Viagem à Praia do Bitcoin: como é a vida no local que começou uma revolução em El Salvador

Uma experiência única que acontece na praia de El Zonte ajuda a entender por que El Salvador se tornou o primeiro país do mundo a adotar bitcoin como moeda oficial
Imagem da matéria: Viagem à Praia do Bitcoin: como é a vida no local que começou uma revolução em El Salvador

Comerciante aceita pagamentos com bitcoin em El Salvador (Foto: Saori Honorato/Portal do Bitcoin)

Dois meses depois de El Salvador se tornar o primeiro país do mundo a adotar o bitcoin como uma moeda de curso legal, viajei ao país para ver de perto como estava sendo a implementação da criptomoeda e fui à famosa ‘Praia do Bitcoin’ — local que deu início a uma revolução no país.

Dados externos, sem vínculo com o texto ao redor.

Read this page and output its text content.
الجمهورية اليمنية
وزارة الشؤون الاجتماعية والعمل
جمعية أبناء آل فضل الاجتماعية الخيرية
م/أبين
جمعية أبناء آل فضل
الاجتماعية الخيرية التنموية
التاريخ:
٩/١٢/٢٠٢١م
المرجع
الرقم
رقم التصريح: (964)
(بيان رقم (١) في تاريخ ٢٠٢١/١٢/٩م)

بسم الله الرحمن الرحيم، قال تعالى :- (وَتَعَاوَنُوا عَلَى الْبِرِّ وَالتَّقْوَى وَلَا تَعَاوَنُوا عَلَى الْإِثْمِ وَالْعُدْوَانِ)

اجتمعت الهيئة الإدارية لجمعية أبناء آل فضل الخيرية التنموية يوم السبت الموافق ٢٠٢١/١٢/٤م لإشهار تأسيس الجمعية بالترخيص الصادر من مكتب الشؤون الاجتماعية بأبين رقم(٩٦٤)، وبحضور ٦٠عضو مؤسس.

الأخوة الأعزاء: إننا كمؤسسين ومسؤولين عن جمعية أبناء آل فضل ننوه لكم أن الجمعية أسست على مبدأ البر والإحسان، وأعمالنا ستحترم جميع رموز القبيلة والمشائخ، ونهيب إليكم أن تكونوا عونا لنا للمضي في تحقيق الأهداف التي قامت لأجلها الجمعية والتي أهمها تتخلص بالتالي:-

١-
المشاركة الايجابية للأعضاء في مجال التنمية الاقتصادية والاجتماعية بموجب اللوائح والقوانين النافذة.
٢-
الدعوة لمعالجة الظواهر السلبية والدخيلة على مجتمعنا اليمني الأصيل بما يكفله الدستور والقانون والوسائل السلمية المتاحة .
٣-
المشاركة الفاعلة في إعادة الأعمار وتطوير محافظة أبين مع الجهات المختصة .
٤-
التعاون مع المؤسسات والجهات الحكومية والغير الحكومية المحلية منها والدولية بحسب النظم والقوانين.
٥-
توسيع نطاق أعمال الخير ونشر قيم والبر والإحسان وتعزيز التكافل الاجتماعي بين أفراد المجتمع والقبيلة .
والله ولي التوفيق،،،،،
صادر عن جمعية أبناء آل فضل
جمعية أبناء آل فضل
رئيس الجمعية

El Zonte fica cerca de uma hora da capital do país, San Salvador. Lá o bitcoin não é usado por traders profissionais ou investidores que querem fazer o máximo de dinheiro possível. Naquela pequena praia habitada por cerca de 3 mil pessoas, o que prevalece é o papel social de uma tecnologia livre que garante àqueles salvadorenhos acesso ao sistema financeiro que sempre os excluiu.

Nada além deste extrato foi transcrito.